Of course, when you are placing an object within your column, you are narrowing your column. When you on narrowing your column, you are more likely to get uneven word spacing. That problem is probably more noticeable with justified text. However, working with justified text and Text Wraps has one distinct advantage. And that is that it creates a more even wrap around the objects. You'll see over here on the right-hand side the text is left aligned, but in the first column we have a very ragged wrap around the object.
So it's not accentuating the contours of the object. And if I come to my Layers panel, I can turn on this extra layer, and I will turn off layer 1. We can see that those are the different shapes that our Text Wraps are creating, a nice even shape when using justified text, and a ragged shape on one of our four sides when using left aligned text. I am going to move to the next page, and we are going to look at some of the other issues involved.
Let's now have a look at some of the Wrap Options. Typically you want to wrap to both left and right-hand sides, and that's what's going on here. In the case of this image I am using an Alpha Channel, which means that InDesign is using the Alpha Channel that is embedded in the document to determine the shape of the wrap. Now that Alpha Channel is only in there because I, the user, or somebody else, put it in there. Let's just go and take a look at this document in Photoshop.

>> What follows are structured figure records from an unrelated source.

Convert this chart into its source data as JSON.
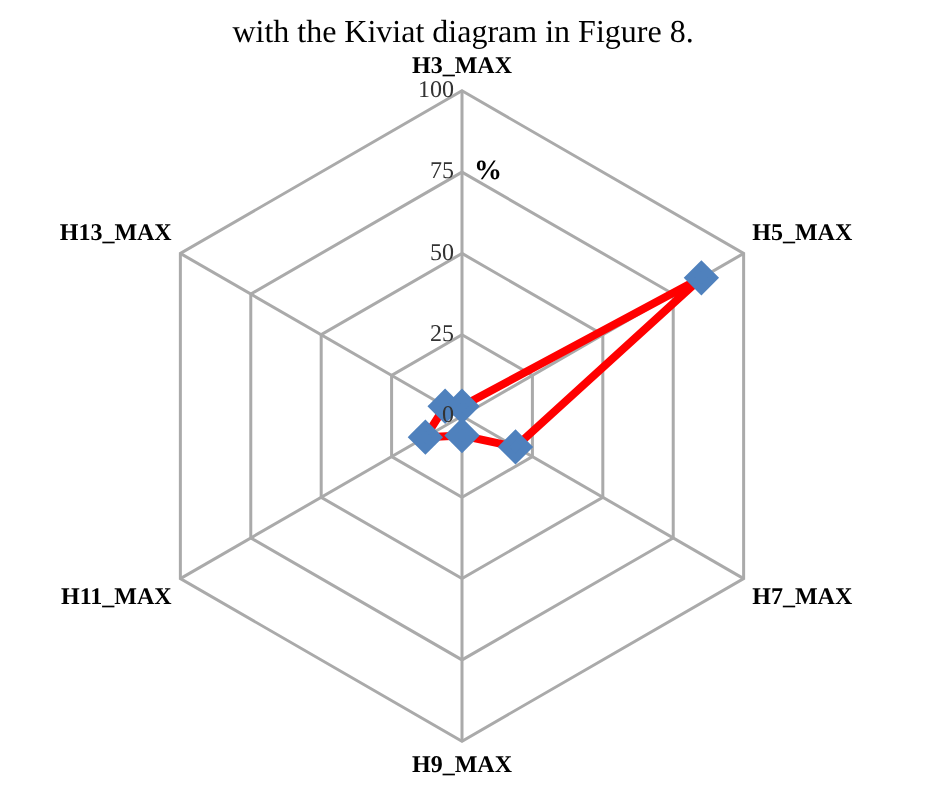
{
  "chart_data": {
    "type": "radar",
    "categories": [
      "H3_MAX",
      "H5_MAX",
      "H7_MAX",
      "H9_MAX",
      "H11_MAX",
      "H13_MAX"
    ],
    "series": [
      {
        "color": "#ff0000",
        "values": [
          3,
          85,
          19,
          6,
          13,
          6
        ]
      }
    ],
    "ylim": [
      0,
      100
    ],
    "yticks": [
      0,
      25,
      50,
      75,
      100
    ],
    "grid": true,
    "legend": false,
    "marker": "diamond",
    "annotations": [
      "with the Kiviat diagram in Figure 8.",
      "%"
    ]
  }
}
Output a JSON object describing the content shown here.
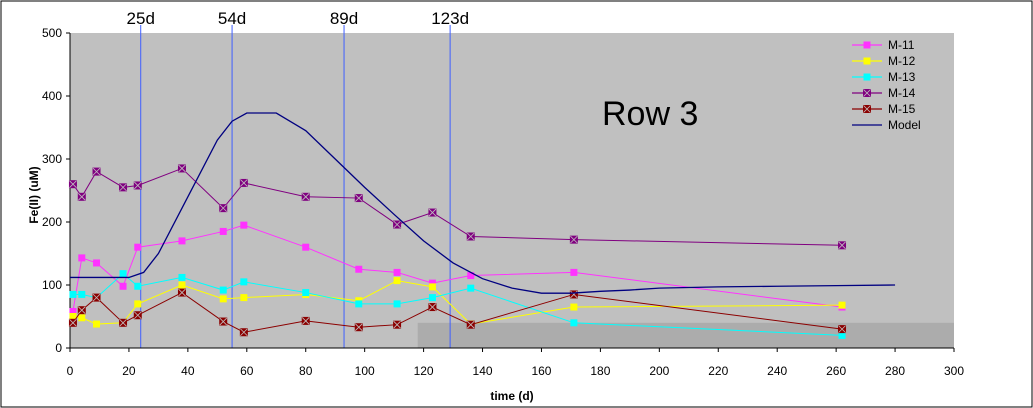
{
  "chart_data": {
    "type": "line",
    "title": "",
    "xlabel": "time (d)",
    "ylabel": "Fe(II) (uM)",
    "xlim": [
      0,
      300
    ],
    "ylim": [
      0,
      500
    ],
    "xticks": [
      0,
      20,
      40,
      60,
      80,
      100,
      120,
      140,
      160,
      180,
      200,
      220,
      240,
      260,
      280,
      300
    ],
    "yticks": [
      0,
      100,
      200,
      300,
      400,
      500
    ],
    "grid": false,
    "legend_position": "top-right",
    "annotation": "Row 3",
    "vertical_markers": [
      {
        "label": "25d",
        "x": 24
      },
      {
        "label": "54d",
        "x": 55
      },
      {
        "label": "89d",
        "x": 93
      },
      {
        "label": "123d",
        "x": 129
      }
    ],
    "colors": {
      "plot_background": "#c0c0c0",
      "shaded_region": "#acacac",
      "marker_lines": "#3f5fff"
    },
    "series": [
      {
        "name": "M-11",
        "color": "#ff33ff",
        "marker": "square",
        "x": [
          1,
          4,
          9,
          18,
          23,
          38,
          52,
          59,
          80,
          98,
          111,
          123,
          136,
          171,
          262
        ],
        "y": [
          58,
          143,
          135,
          98,
          160,
          170,
          185,
          195,
          160,
          125,
          120,
          103,
          115,
          120,
          65
        ]
      },
      {
        "name": "M-12",
        "color": "#ffff00",
        "marker": "square",
        "x": [
          1,
          4,
          9,
          18,
          23,
          38,
          52,
          59,
          80,
          98,
          111,
          123,
          136,
          171,
          262
        ],
        "y": [
          50,
          48,
          38,
          40,
          70,
          100,
          78,
          80,
          85,
          75,
          107,
          97,
          38,
          65,
          68
        ]
      },
      {
        "name": "M-13",
        "color": "#00ffff",
        "marker": "square",
        "x": [
          1,
          4,
          9,
          18,
          23,
          38,
          52,
          59,
          80,
          98,
          111,
          123,
          136,
          171,
          262
        ],
        "y": [
          85,
          85,
          80,
          118,
          98,
          112,
          92,
          105,
          88,
          70,
          70,
          80,
          95,
          40,
          20
        ]
      },
      {
        "name": "M-14",
        "color": "#800080",
        "marker": "square-x",
        "x": [
          1,
          4,
          9,
          18,
          23,
          38,
          52,
          59,
          80,
          98,
          111,
          123,
          136,
          171,
          262
        ],
        "y": [
          260,
          240,
          280,
          255,
          258,
          285,
          222,
          262,
          240,
          238,
          196,
          215,
          177,
          172,
          163
        ]
      },
      {
        "name": "M-15",
        "color": "#8b0000",
        "marker": "square-x",
        "x": [
          1,
          4,
          9,
          18,
          23,
          38,
          52,
          59,
          80,
          98,
          111,
          123,
          136,
          171,
          262
        ],
        "y": [
          40,
          60,
          80,
          40,
          52,
          88,
          42,
          25,
          43,
          33,
          37,
          65,
          37,
          85,
          30
        ]
      },
      {
        "name": "Model",
        "color": "#000080",
        "marker": "none",
        "x": [
          0,
          10,
          20,
          25,
          30,
          40,
          50,
          55,
          60,
          70,
          80,
          90,
          100,
          110,
          120,
          130,
          140,
          150,
          160,
          170,
          180,
          190,
          200,
          220,
          240,
          260,
          280
        ],
        "y": [
          112,
          112,
          112,
          120,
          150,
          240,
          330,
          360,
          373,
          373,
          345,
          300,
          255,
          212,
          170,
          135,
          110,
          95,
          87,
          87,
          90,
          92,
          95,
          97,
          98,
          99,
          100
        ]
      }
    ]
  }
}
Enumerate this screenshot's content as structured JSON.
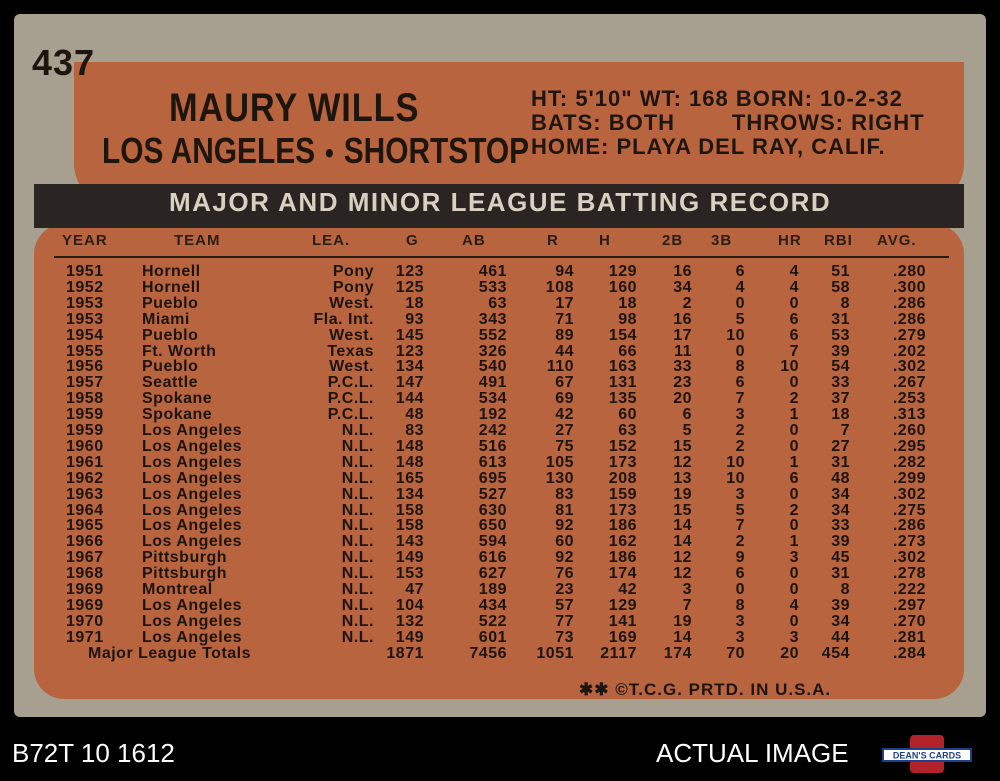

So I am going to come to my Links panel, and I am going to right-click on that choose Edit With > Photoshop CS6. And there we see the document, and this document has a layer mask included with it, and it's that layer mask that InDesign is recognizing and using to create text wrap offset. If you do not have a layer mask embedded in the document, and you don't feel confident about creating one in Photoshop, you do have the option of choosing Detect Edges, but the result that you will get will be very unpredictable, and unless the image is against a solid and contrasting color with a good deal of contrast around the edges of the image, then the Detect Edges option probably won't give you what you are after.
As well as recognizing an Alpha Channel, InDesign would if there were one in the document recognize a Photoshop Path. So Photoshop Paths and Alpha Channels are two different approaches to cutting out or isolating the image. There may be times when you want to wrap to the left or the right side of the image, and that's what I have done here with our friend Ducky. Because sometimes--and this is one of the things we need to watch out for when using Text Wraps--we can create islands of text that gets stranded around the object.
And there are different ways to avoid this, but a quick fix in this case would be just to choose to wrap to the left side, and that's going to move that text out of the way of the right side of the object. Some other considerations. This is almost always a bad idea, placing an image in a single column of text and then wrapping text around it. And the reason it's a bad idea, and InDesign is not going to stop you from doing it-- in fact, it has one preference that will slightly change the result that you'll get when doing exactly this.
But I would say it's not a good idea because your reader is more likely-- if they were on this line, for example-- they are more likely to go down here to read the next line in this column than jump the image to read across the column. So when you are working with Text Wraps, you are usually working with multiple columns or you are offsetting the image and something like that would be a far more effective treatment.
So there we have the basics of working with Text Wraps, the different types of Text Wraps, setting the Offset amount, determining the Wrap options, and just an aesthetic consideration about not placing an image wholly within a single column of text and then putting a Text Wrap on that image.